Optimiser la vie
J’ai toujours été dans une optique d’optimisation. Profiter à fond de chaque occasion qui s’offrait à moi pour en tirer les plus grands bénéfices. En l’occurrence, en venant à TI, je voulais me saisir de l’opportunité de ne payer ni loyer ni nourriture afin de mettre le plus possible de côté. Mais les choses ne se sont pas passées comme prévu. Le patron à embaucher trop de personnel, sans doute par sécurité. Nous devons alors nous diviser le peu de travail qu’il y a entre nous tous. Au lieu de faire au moins 35 heures dans le but compléter mes 88 jours et pour mettre minimum 1000 $ de côté chaque semaine comme je l’avais prévu, je me retrouve à faire des petites journées de 5 heures.
Un stress terrible a alors pris le dessus. Cette impression de perdre mon temps, car je ne l’optimisais pas comme je l’avais prévu en travaillant un maximum pour pouvoir profiter par la suite me hantait. J’avais aussi beaucoup (trop, selon moi) de temps libre sur une île qui est, bien que magnifique, très petite. Je passais alors mes journées à faire des probabilités sur ce que j’allais gagner et j’imaginais ce que j’allais pouvoir m’offrir avec cette si petite somme d’argent. L’angoisse était à son comble.
Tempus, temporis
Le temps est un concept qui a toujours été une source de profonde préoccupation pour moi. Perdre mon temps est l’une des pires choses que je puisse expérimenter. Autant dans ma façon de marcher, que de manger, ou de m’organiser, l’optimisation du temps y est reine. Je veux tant tout voir, tant tout faire que je ne veux pas perdre des minutes de vie inutilement. Je n’ai alors cessé de ruminer le fait qu’en étant nourrie et logée, je pourrais mettre énormément d’argent de côté en faisant beaucoup d’heures de travail, qu’ensuite cet argent me permettrait de financer des activités incroyables et des voyages inoubliables et que, dans tous les cas, je n’avais rien d’autre à faire que de travailler en étant sur une toute petite île dont le tour complet se résume en 1 h 45 de marche.

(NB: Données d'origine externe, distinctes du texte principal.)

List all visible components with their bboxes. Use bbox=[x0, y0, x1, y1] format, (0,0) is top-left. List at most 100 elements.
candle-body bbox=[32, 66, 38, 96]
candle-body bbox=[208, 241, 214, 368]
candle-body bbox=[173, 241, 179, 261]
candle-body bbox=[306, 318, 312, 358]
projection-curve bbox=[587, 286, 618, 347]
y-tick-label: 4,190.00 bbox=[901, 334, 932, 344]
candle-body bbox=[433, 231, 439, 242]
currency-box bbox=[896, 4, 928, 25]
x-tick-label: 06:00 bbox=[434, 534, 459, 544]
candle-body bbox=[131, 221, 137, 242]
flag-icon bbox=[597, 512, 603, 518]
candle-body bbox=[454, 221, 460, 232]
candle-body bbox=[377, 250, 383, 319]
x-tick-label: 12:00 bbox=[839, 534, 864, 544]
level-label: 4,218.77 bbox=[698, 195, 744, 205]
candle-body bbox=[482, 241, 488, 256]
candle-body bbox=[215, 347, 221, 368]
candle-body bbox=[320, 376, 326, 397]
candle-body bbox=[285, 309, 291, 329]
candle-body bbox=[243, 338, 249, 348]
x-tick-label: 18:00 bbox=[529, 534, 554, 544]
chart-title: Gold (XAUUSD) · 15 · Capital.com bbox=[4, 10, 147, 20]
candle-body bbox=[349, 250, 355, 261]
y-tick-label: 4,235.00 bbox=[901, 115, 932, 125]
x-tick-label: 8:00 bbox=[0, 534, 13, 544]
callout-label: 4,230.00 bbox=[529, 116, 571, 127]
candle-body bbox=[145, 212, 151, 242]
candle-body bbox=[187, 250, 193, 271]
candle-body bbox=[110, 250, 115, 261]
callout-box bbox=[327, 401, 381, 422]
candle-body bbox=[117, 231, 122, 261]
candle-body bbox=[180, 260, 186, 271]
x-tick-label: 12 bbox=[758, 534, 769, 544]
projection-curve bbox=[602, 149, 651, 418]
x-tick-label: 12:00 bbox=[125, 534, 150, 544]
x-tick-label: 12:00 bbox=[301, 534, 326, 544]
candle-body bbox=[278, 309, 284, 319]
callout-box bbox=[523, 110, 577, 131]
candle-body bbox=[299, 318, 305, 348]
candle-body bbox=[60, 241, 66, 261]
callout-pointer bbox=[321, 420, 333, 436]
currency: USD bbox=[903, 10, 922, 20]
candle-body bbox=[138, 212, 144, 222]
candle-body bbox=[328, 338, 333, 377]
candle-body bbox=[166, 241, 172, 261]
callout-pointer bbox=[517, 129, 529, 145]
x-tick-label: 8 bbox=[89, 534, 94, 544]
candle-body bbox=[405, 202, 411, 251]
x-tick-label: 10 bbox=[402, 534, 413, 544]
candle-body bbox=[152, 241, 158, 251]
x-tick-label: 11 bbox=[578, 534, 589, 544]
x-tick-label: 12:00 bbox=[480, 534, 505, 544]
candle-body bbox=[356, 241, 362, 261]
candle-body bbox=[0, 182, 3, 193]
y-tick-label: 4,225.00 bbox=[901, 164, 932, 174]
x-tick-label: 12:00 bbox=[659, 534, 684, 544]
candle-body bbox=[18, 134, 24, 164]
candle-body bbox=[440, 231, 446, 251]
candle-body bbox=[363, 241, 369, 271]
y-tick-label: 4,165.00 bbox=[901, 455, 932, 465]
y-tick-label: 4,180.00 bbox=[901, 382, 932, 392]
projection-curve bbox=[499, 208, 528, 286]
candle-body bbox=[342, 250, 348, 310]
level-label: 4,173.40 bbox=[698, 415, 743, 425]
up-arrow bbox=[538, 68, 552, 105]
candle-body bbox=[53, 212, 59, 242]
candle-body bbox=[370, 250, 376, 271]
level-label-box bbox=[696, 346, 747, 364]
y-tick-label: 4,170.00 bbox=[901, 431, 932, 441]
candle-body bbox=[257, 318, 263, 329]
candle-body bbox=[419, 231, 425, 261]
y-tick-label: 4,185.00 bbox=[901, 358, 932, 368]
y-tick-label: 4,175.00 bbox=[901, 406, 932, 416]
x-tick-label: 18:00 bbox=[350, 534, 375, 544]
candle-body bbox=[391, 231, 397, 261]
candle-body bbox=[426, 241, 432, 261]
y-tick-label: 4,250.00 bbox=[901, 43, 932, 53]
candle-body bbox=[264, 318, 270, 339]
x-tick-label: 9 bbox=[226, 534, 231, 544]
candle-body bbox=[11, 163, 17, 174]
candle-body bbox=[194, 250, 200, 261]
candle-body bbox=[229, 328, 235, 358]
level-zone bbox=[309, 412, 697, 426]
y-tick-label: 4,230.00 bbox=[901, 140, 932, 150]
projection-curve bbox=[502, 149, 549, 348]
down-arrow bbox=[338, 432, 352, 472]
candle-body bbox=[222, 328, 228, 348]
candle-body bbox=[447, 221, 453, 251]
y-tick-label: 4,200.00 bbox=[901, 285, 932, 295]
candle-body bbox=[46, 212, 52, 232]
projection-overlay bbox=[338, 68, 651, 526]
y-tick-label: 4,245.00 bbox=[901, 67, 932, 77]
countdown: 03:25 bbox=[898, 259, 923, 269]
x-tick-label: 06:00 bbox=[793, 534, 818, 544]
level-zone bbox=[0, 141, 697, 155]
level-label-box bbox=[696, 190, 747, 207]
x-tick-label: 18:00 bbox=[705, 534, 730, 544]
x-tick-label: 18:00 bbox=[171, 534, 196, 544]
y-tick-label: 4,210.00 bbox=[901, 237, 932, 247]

L’expression « le temps c’est de l’argent » que je déteste tant est au final rentrée dans mon quotidien sans même que j’en ai conscience. Je ne voyais pas d’autres utilités à être venue sur cette île.
Lâcher prise
Au bout d’une semaine, cette situation ne pouvait plus durer. Alors, j’ai tenté le lâcher-prise. Cette grande expression que tout le monde utilise sans vraiment en connaitre la réelle pratique. Encore l’une de ces choses plus faciles à dire qu’à faire. But anyway, je n’avais aucun contrôle, aucune prise dans tous les cas. Que je sois stressée ou non, c’était ainsi. Autant libérer mon esprit d’un stress inutile avec un peu de lâcher-prise et de relativisation. Certes, tout ne s’est pas passé comme je l’avais prévu. C’est frustrant, je l’avoue. Je ne vais peut-être pas mettre tant d’argent de côté. Je ne vais peut-être pas être aussi productive que je l’aurais espéré. Je vais sûrement devoir ralentir mon rythme de vie qui était si speed ces derniers temps. J’ai alors modifié le goal que je m’étais fixé en venant ici : je vais utiliser tout ce temps libre pour prendre soin de moi.
Pendant ce dernier mois à Cairns, entre les sorties, le manque de sommeil et les Mcdos, je n’ai clairement pas pris soin de moi. Je n’étais pas dans l’irrespect de moi-même, mais je n’ai pas été tendre non plus. Alors quoi de mieux qu’un mois régénérant ! De ce pas, je suis allée m’inscrire à la salle de sport de l’île qui, bien qu’elle ne paye pas de mine, fait très bien l’affaire pour se défouler. J’ai commencé à m’offrir chaque soir l’opportunité d’aller me vider la tête dans mon carnet devant une vue extraordinaire, perchée sur Green Hill Fort. Mon cerveau parlant plus vite que ma main puisse écrire est une preuve de la nécessité de cette activité. Je prends le temps d’écouter la petite voix au fond de ma tête qui a dû crier pendant des mois pour se faire entendre. Je m’assois face à la mer et j’écris des articles pour ce blog que je chéris tant. Je mange bien. Je bois de l’eau. Ainsi, j’utilise ce temps, dit « perdu », pour mon bien-être et cette satisfaction est inégalable à celle de l’argent. Peut-être que j’avais besoin de ça après tout. Me donner de l’attention, de l’amour. Peut-être que c’est ce que la vie a voulu m’apporter. Dur à accepter, mais agréable à perpétuer.
J’ai l’impression de respirer à nouveau.